Well that does make sense seeing as De Gaulle flirted with Maurassism in the interwar period., and Maurras was one of the racists so racist he wasn't entirely convinced of the colonialism thing, and didn't consider most French people to be properly French or really human.

Aaanyway Macron has been airing rehabilitating Maurras for a while now.

[–] vertexarray@hexbear.net 3 points 2 months ago (1 children)

I had no idea. The degree to which Maurras' bonkers racism has not come up during this book is making me reconsider finishing it.

[–] Keld@hexbear.net 3 points 2 months ago* (last edited 2 months ago)

Really? Not even in pasing is stuff like anti-France or the "confederated states of jews, protestants, masons and foreigners" mentioned?

[–] qcop@hexbear.net 3 points 2 months ago (1 children)

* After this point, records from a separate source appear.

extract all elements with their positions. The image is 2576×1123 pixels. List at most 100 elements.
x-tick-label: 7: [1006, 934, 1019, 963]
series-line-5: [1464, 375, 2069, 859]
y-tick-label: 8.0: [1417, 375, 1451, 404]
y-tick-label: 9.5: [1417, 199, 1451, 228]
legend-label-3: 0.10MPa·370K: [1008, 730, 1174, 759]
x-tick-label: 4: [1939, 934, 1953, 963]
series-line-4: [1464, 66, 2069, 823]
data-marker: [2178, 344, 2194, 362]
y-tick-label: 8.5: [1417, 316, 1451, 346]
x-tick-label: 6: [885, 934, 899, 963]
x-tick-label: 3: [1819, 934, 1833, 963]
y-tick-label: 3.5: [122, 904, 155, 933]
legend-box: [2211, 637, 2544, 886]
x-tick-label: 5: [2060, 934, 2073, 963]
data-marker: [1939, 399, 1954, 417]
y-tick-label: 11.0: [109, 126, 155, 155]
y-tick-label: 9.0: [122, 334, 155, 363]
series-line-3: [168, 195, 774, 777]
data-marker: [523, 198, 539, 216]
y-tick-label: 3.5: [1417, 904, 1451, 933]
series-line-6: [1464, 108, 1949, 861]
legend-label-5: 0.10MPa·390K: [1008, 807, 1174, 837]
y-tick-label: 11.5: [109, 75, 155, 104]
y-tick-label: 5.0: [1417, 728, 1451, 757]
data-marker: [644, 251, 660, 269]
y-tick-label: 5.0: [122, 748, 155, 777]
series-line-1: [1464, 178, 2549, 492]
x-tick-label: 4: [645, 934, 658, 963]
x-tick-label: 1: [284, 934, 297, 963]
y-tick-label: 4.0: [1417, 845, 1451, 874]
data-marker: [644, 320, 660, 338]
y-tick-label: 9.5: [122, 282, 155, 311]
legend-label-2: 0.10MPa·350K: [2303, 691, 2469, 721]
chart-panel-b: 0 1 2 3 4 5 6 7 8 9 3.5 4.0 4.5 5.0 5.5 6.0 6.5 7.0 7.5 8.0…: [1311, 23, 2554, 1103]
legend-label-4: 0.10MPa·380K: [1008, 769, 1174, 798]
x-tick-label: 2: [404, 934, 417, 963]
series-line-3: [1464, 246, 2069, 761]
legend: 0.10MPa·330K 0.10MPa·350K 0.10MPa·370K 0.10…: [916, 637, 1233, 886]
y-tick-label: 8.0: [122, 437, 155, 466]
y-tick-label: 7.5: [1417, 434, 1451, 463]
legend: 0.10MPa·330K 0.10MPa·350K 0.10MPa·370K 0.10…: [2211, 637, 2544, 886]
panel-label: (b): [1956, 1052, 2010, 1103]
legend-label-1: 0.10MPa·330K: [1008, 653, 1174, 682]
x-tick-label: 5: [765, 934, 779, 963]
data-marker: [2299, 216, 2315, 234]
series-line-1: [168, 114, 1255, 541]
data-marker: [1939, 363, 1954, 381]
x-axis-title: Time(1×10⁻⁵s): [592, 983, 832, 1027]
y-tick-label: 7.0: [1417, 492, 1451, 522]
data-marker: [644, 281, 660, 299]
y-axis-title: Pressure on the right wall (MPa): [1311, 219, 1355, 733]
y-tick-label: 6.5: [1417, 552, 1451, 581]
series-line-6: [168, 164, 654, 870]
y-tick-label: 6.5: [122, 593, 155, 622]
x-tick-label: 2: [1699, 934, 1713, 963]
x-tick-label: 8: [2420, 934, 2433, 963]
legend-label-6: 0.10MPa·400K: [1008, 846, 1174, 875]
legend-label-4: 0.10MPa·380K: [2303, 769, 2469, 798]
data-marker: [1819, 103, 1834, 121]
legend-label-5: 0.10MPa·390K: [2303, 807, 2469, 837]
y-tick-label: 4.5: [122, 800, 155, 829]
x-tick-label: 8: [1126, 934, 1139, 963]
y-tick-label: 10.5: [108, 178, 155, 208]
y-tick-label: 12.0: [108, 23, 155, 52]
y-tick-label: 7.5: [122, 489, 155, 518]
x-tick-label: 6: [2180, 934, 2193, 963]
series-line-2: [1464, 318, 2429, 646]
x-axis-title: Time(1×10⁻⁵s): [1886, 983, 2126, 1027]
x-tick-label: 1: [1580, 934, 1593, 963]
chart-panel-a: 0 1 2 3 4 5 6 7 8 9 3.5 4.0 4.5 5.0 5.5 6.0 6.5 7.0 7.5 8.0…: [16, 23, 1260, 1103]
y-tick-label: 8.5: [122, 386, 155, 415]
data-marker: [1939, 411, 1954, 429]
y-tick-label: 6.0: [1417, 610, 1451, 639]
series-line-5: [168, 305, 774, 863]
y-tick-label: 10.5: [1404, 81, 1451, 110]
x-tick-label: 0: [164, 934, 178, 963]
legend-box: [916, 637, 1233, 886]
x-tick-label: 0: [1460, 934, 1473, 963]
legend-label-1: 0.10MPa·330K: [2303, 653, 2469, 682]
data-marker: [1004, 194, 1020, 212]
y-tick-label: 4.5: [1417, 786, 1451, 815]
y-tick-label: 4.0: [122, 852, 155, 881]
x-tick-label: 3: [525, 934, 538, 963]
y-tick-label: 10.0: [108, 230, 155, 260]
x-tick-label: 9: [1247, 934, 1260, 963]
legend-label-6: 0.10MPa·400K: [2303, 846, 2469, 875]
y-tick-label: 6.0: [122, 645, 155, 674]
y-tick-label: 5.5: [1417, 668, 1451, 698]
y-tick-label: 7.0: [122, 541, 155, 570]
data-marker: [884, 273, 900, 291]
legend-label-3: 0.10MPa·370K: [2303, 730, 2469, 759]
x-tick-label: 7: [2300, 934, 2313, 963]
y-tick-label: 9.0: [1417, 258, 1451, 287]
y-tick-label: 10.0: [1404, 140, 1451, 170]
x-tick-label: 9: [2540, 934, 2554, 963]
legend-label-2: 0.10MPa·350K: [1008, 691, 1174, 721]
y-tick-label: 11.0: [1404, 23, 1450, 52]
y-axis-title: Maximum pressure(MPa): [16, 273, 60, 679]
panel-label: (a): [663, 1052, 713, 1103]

French far right is still about this idea. One of their big talking point is "The Great Replacement Theory" which is basically a spin on white genocide. They say France and Europe indigenous population (ie whites) will be replaced (ie genocided by not making enough white children compared to non-whites coming into the country). Zemmour is a prominent mainstream figure always talking about it. They say it on mainstream TV with no repercussion.

[–] Le_Wokisme@hexbear.net 2 points 2 months ago (1 children)

isn't great replacement the OG white genocide?

[–] qcop@hexbear.net 3 points 2 months ago

Yes, just trying to contextualize for people in the US as I think they are the majority there and probably not everyone is up to date on european racism (especially french ones as it originated with Renaud Camus a spiritual descendant of Maurras). I can’t wait for this pos to die, hopefully not peacefully.